Longe de ser uma panacéia, a Lei nº 10.257/01, que contém normas de ordem pública e interesse social, credencia-se a auxiliar na tutela do meio físico natural, cultural e artificial, ao dispor que o uso da propriedade urbana deve ser exercido em prol do bem coletivo e do equilíbrio ambiental (parágrafo único do art. 1º).

Ela prestigia a participação popular, na medida em que propõe: a gestão democrática na formulação, execução e acompanhamento de planos, programas e projetos de desenvolvimento urbano (art. 2º, "II"); o controle social na utilização dos instrumentos que implicarem dispêndio de recursos públicos municipais (art. 4º, § 3º); o monitoramento de operações urbanas (art. 33, VII); a participação na discussão do plano diretor (art. 40, § 4º, I), na gestão da cidade, no que respeita à formulação do orçamento participativo, do plano plurianual, da lei de diretrizes orçamentárias, do orçamento anual e nas atividades dos organismos gestores das regiões metropolitanas e aglomerações urbanas (arts. 43 a 45).

O Estatuto da Cidade incorpora o que a doutrina de Hely Lopes Meirelles pregava há muito, de que "não se realiza urbanismo particular". [11] Sobrepondo o interesse público ao privado, "o urbanismo tem uma missão social a cumprir na ordenação dos espaços habitáveis", para assegurar à população as melhores condições de vida. Portanto, não se concebe, hoje, que a sorte das cidades fique a reboque da conveniência (ou negligência) do administrador público, nem que o planejamento urbano seja definido entre quatro paredes, por técnicos, políticos e investidores do mercado imobiliário.

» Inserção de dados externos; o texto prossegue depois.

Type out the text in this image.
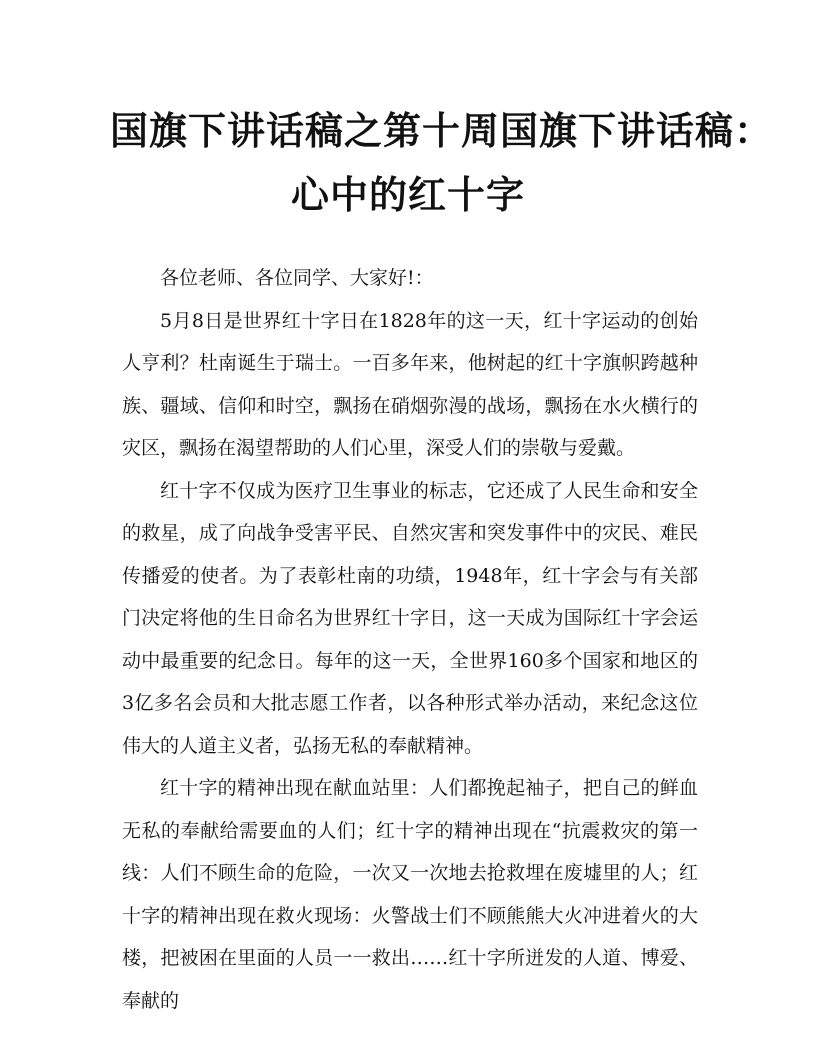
国旗下讲话稿之第十周国旗下讲话稿：
心中的红十字

各位老师、各位同学、大家好!：

5月8日是世界红十字日在1828年的这一天，红十字运动的创始人亨利？杜南诞生于瑞士。一百多年来，他树起的红十字旗帜跨越种族、疆域、信仰和时空，飘扬在硝烟弥漫的战场，飘扬在水火横行的灾区，飘扬在渴望帮助的人们心里，深受人们的崇敬与爱戴。

红十字不仅成为医疗卫生事业的标志，它还成了人民生命和安全的救星，成了向战争受害平民、自然灾害和突发事件中的灾民、难民传播爱的使者。为了表彰杜南的功绩，1948年，红十字会与有关部门决定将他的生日命名为世界红十字日，这一天成为国际红十字会运动中最重要的纪念日。每年的这一天，全世界160多个国家和地区的3亿多名会员和大批志愿工作者，以各种形式举办活动，来纪念这位伟大的人道主义者，弘扬无私的奉献精神。

红十字的精神出现在献血站里：人们都挽起袖子，把自己的鲜血无私的奉献给需要血的人们；红十字的精神出现在“抗震救灾的第一线：人们不顾生命的危险，一次又一次地去抢救埋在废墟里的人；红十字的精神出现在救火现场：火警战士们不顾熊熊大火冲进着火的大楼，把被困在里面的人员一一救出……红十字所迸发的人道、博爱、奉献的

Para garantir a implementação de suas diretrizes, institutos e mecanismos de ordenação das cidades, a Lei nº 10.257/01 agregou a ordem urbanística ao rol dos interesses difusos tutelados pela Lei da Ação Civil Pública (arts. 53 e 54), elegendo o Ministério Público como guardião do Estatuto da Cidade, que tem, assim, mais um desafio na defesa da ordem jurídica, do regime democrático, dos interesses sociais e individuais indisponíveis, assim como do patrimônio público e social (arts. 127, caput, e 129, II e III, CF; Lei 7.347/85; art. 25, IV, "a", da Lei nº 8.625/93).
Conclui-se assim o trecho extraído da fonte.